Optimal Image Compression through Deep Learning Architecture

Krish Siddhiwala • May 2025

Architecture Overview

Model Diagram
Diagram of the complete model architecture.

The model is a CAE trained within an adversarial framework using a PatchGAN discriminator. The complete system consists of three main components: an encoder (Enc.), a decoder (Dec.), and a discriminator (Disc). The encoder and decoder together form the generator, which aims to form the reconstructed image. The discriminator promotes perceptual quality by distinguishing real from fake reconstructions at the patch level. The diagram highlights how input images are compressed, reconstructed, and evaluated across stages using adversarial and perceptual feedback. This architecture allows the model to maintain spatial detail and perceptual quality in reconstructions while remaining efficient and deployable for edge applications.

Loss Functions

Training is driven by a hybrid loss function combining:
\( \mathcal{L}_G = \mathcal{L}_{L1} + \lambda_{LPIPS} \cdot \mathcal{L}_{LPIPS} + \lambda_{GAN} \cdot w \cdot \mathcal{L}_{GAN} \)
The discriminator is trained using hinge loss for greater stability:
\( L_D = \mathbb{E}[\max(0, 1 - D(x))] + \mathbb{E}[\max(0, 1 + D(\hat{x}))] \)

Results

Final reconstructions
Final Reconstruction Results of Model.

Qualitative results of full model reconstructions. Qualitative output of the full model. Each image shows the result of compression and reconstruction through the model architecture. The reconstructions retain global structure and local detail, demonstrating effective balance between compression and fidelity.

Metrics

PSNR chart
PSNR tracked during training of the three models. Shows gradual improvement in pixel-level similarity between input and reconstructed images over training steps.
SSIM chart
SSIM over training steps for the three models. Reflects improved perceptual similarity between the input and reconstruction.

Ablation Study

This includes evaluations of 3 model configurations.
  • CAE
  • CAE + Residual Blocks [CRB]
  • CAE + Residual Blocks + PatchGAN + Perceptual Loss [GCRB]
Ablation reconstruction comparison
Ablation study presenting reconstruction results for three configurations: CAE, CRB, and GCRB.
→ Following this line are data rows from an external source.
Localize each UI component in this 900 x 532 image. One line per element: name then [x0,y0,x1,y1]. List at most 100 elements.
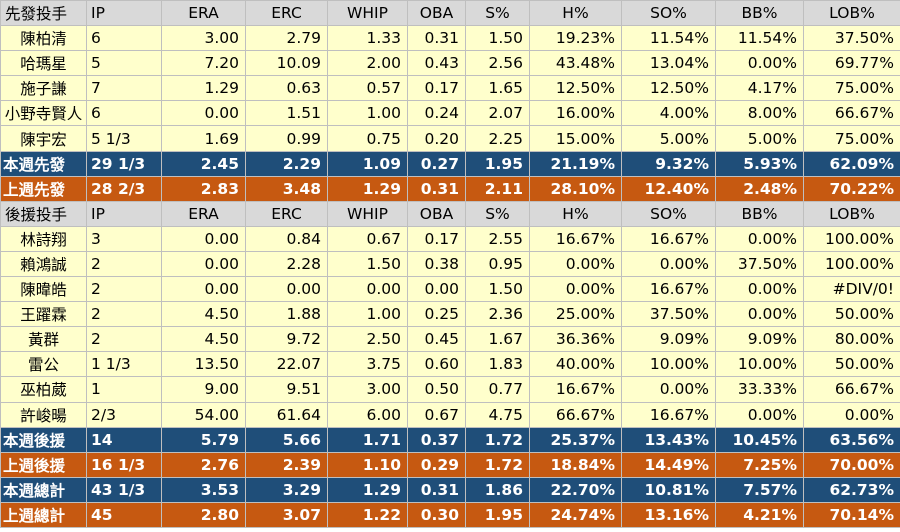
stat-cell: 13.16% [621,501,716,528]
stat-cell: 3.53 [161,476,246,503]
stat-cell: 5.00% [715,125,804,152]
stat-cell: 2 [86,276,162,303]
stat-cell: 62.73% [803,476,900,503]
stat-cell: 37.50% [715,250,804,278]
stat-cell: S% [465,0,530,27]
totals-this-week-row: 本週總計 43 1/3 3.53 3.29 1.29 0.31 1.86 22.70% 10.8… [0,476,900,503]
stat-cell: 8.00% [715,100,804,127]
stat-cell: 28 2/3 [86,175,162,202]
stat-cell: 66.67% [529,401,622,428]
stat-cell: 1.95 [465,150,530,177]
stat-cell: 1.88 [245,301,328,328]
stat-cell: 0.75 [327,125,408,152]
stat-cell: 6.00 [327,401,408,428]
stat-cell: OBA [407,0,466,27]
stat-cell: SO% [621,0,716,27]
relievers-header-row: 後援投手 IP ERA ERC WHIP OBA S% H% SO% BB% LOB% [0,200,900,227]
stat-cell: 0.30 [407,501,466,528]
stat-cell: 2.76 [161,451,246,478]
stat-cell: 2.39 [245,451,328,478]
stat-cell: SO% [621,200,716,227]
stat-cell: 4.17% [715,75,804,102]
stat-cell: 1.67 [465,326,530,353]
stat-cell: 0.00 [161,100,246,127]
row-label-cell: 本週後援 [0,426,87,453]
stat-cell: 3 [86,225,162,252]
stat-cell: 1.71 [327,426,408,453]
reliever-row: 王躍霖 2 4.50 1.88 1.00 0.25 2.36 25.00% 37.50% 0.00… [0,301,900,328]
row-label-cell: 施子謙 [0,75,87,102]
stat-cell: 9.51 [245,376,328,403]
stat-cell: 13.50 [161,351,246,378]
stat-cell: 0.38 [407,250,466,278]
stat-cell: 70.22% [803,175,900,202]
starter-row: 陳柏清 6 3.00 2.79 1.33 0.31 1.50 19.23% 11.54% 11.5… [0,25,900,52]
stat-cell: 0.27 [407,150,466,177]
row-label-cell: 後援投手 [0,200,87,227]
stat-cell: 1.29 [161,75,246,102]
stat-cell: 70.00% [803,451,900,478]
stat-cell: 2.00 [327,50,408,77]
stat-cell: 2.83 [161,175,246,202]
stat-cell: 10.81% [621,476,716,503]
stat-cell: 2.45 [161,150,246,177]
row-label-cell: 上週後援 [0,451,87,478]
stat-cell: 25.37% [529,426,622,453]
stat-cell: LOB% [803,200,900,227]
stat-cell: 0.00 [161,276,246,303]
stat-cell: 0.25 [407,301,466,328]
stat-cell: 1.00 [327,301,408,328]
stat-cell: 100.00% [803,250,900,278]
stat-cell: 43 1/3 [86,476,162,503]
row-label-cell: 黃群 [0,326,87,353]
stat-cell: 37.50% [621,301,716,328]
stat-cell: 15.00% [529,125,622,152]
stat-cell: 2 [86,250,162,278]
stat-cell: 0.00 [327,276,408,303]
stat-cell: 0.99 [245,125,328,152]
stat-cell: 0.00% [803,401,900,428]
starter-row: 陳宇宏 5 1/3 1.69 0.99 0.75 0.20 2.25 15.00% 5.00% 5… [0,125,900,152]
stat-cell: 1.22 [327,501,408,528]
stat-cell: 3.07 [245,501,328,528]
stat-cell: BB% [715,0,804,27]
stat-cell: 45 [86,501,162,528]
row-label-cell: 本週總計 [0,476,87,503]
stat-cell: 7.25% [715,451,804,478]
stat-cell: 2.48% [715,175,804,202]
stat-cell: 40.00% [529,351,622,378]
stat-cell: 1 [86,376,162,403]
stat-cell: 11.54% [715,25,804,52]
row-label-cell: 許峻暘 [0,401,87,428]
stat-cell: 21.19% [529,150,622,177]
starter-row: 施子謙 7 1.29 0.63 0.57 0.17 1.65 12.50% 12.50% 4.17… [0,75,900,102]
reliever-row: 陳暐皓 2 0.00 0.00 0.00 0.00 1.50 0.00% 16.67% 0.00%… [0,276,900,303]
stat-cell: 2.28 [245,250,328,278]
stat-cell: H% [529,0,622,27]
stat-cell: 0.24 [407,100,466,127]
stat-cell: 16.67% [621,401,716,428]
reliever-row: 黃群 2 4.50 9.72 2.50 0.45 1.67 36.36% 9.09% 9.09% 8… [0,326,900,353]
stat-cell: 75.00% [803,125,900,152]
row-label-cell: 雷公 [0,351,87,378]
stat-cell: 0.17 [407,75,466,102]
stat-cell: 3.00 [327,376,408,403]
stat-cell: H% [529,200,622,227]
stat-cell: 0.95 [465,250,530,278]
stat-cell: S% [465,200,530,227]
stat-cell: 54.00 [161,401,246,428]
stat-cell: 25.00% [529,301,622,328]
stat-cell: IP [86,0,162,27]
stat-cell: 2 [86,301,162,328]
stat-cell: 1.33 [327,25,408,52]
stat-cell: 9.32% [621,150,716,177]
stat-cell: 2.55 [465,225,530,252]
stat-cell: 2/3 [86,401,162,428]
stat-cell: 0.63 [245,75,328,102]
stat-cell: 0.31 [407,476,466,503]
row-label-cell: 陳柏清 [0,25,87,52]
stat-cell: 0.00 [245,276,328,303]
relievers-this-week-row: 本週後援 14 5.79 5.66 1.71 0.37 1.72 25.37% 13.43% 10… [0,426,900,453]
stat-cell: 3.48 [245,175,328,202]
The CAE model produces blurry reconstructions with noticeable checkerboard artifacts, especially in areas with rich textures. The CRB configuration enhances edge sharpness, improves pixel-level accuracy, and reduces artifacting. However, it still falls short in capturing fine details and textures, such as eye color, whiskers, and variations in fur. The GCRB model demonstrates further improvements, offering better preservation of detail and a more realistic overall appearance.